Amasa Delano, after all, was a liberal Christian, a new man of the American Revolution. He was born in the coastal Massachusetts community of Duxbury, a hothouse of natural-law republicanism. As a boy, he received his moral education from a series of ever more radical ministers who swept away the Calvinist gloom that had draped New England like a shroud since the early days of Puritan settlement. Like many of his generation, Delano was raised in optimism and taught that certain truths were self-evident: men were both in charge of their destiny and capable of perfection; moral authority was rooted within the individual; and the natural condition of humanity was freedom. Delano believed himself born free, not just free of slavery but of the master-slave relation itself, in all its forms. It wasn’t the mystery of God and subservience to his will that would bring salvation; rather, “pure, unabused reason,” as one especially popular Duxbury minister preached, was the “suitable guide to bliss and glory.”

The West Africans, on the other hand, were mostly Muslim, probably Sufi Muslim (a fact Delano didn’t mention in his memoir, and therefore Melville didn’t know), a religion often portrayed as fatalistic.

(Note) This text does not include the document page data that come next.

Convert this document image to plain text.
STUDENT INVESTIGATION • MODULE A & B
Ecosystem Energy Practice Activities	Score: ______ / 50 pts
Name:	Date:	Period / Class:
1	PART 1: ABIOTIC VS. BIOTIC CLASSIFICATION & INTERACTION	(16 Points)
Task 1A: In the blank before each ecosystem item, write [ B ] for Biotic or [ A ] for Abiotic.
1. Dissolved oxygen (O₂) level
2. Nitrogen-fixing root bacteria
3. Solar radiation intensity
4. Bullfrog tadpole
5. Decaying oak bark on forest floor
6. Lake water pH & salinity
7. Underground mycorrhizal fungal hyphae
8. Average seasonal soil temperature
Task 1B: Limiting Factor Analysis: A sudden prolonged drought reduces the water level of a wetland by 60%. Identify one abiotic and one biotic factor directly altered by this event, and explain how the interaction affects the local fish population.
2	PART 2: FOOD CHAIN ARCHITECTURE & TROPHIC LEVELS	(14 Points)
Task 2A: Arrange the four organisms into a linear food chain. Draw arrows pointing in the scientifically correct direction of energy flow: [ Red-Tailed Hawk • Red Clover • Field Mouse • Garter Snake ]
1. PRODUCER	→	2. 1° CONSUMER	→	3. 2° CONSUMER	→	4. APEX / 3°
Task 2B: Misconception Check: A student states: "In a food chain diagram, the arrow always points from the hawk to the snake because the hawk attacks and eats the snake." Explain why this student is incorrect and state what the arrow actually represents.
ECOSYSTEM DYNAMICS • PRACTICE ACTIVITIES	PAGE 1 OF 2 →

Its theologians and philosophers tend to define virtue not as individual emancipation but as the psychological and spiritual submission of the self to divine authority. Sufis in particular used slavery as an analogy for nurturing an intimate relation with Allah, of freeing oneself from worldly desire and submitting one’s will and being to God. “Let it be known,” wrote the eleventh-century Sufi theologian Abd al-Karim ibn Hawazin al-Qushayri, “that the real meaning of freedom lies in the perfection of slavery.”

In a way, giving themselves over is what Babo, Mori and the others did. 

Over the course of their nearly two-year ordeal, they used the Islamic lunar calendar to give meaning to their misery, to try to calm their fears by relating their sufferings to the unfolding of divine will. Watching the moon, they kept track of their movements around nearly half the world: first out of their homes somewhere in West Africa, across the Atlantic into Montevideo and Buenos Aires, and over the hypnotically flat pampas. They were about to begin a freezing climb up the ice-covered Andes, walking in a single-line coffle, necks chained together, in the shadow of the tallest mountain in the Americas, when Ramadan started. It was an extreme experience that must have collapsed their physical and spiritual worlds into one another, giving them the sense that they were actually approaching the absolute.

Within two weeks, they were in Valparaiso, Chile. They embarked quickly on the Tryal, and the holiest day of Ramadan fell when they were about six days out of port: Laylat al-Qadr—the Night of Power, or the Night of Destiny, when the Angel Gabriel appeared to Muhammad. The event is described in the Koran: “Therein come down the Angels…. Peace!… This until the rise of morn!” The day marks the reconciliation of free will and predestination, reminding the faithful of Allah’s promise to deliver them from history’s sufferings. And on the eve of this day the West Africans chose to seize the ship, execute most of the sailors and their slaver, and demand to be returned home. 

Then, to pull off their deception, they had to abandon the outward manifestations of the freedom they had won with their rebellion, a freedom that in any case was proving to be false: it was slipping away with each day they spent in the Pacific short on food and out of water. In order to inhabit their parts and trick Delano, they had to suppress their passions and appetites—literally so, as they were starving and thirsty—and take on the appearance of humble, inconsequential beings. They “perfected slavery.”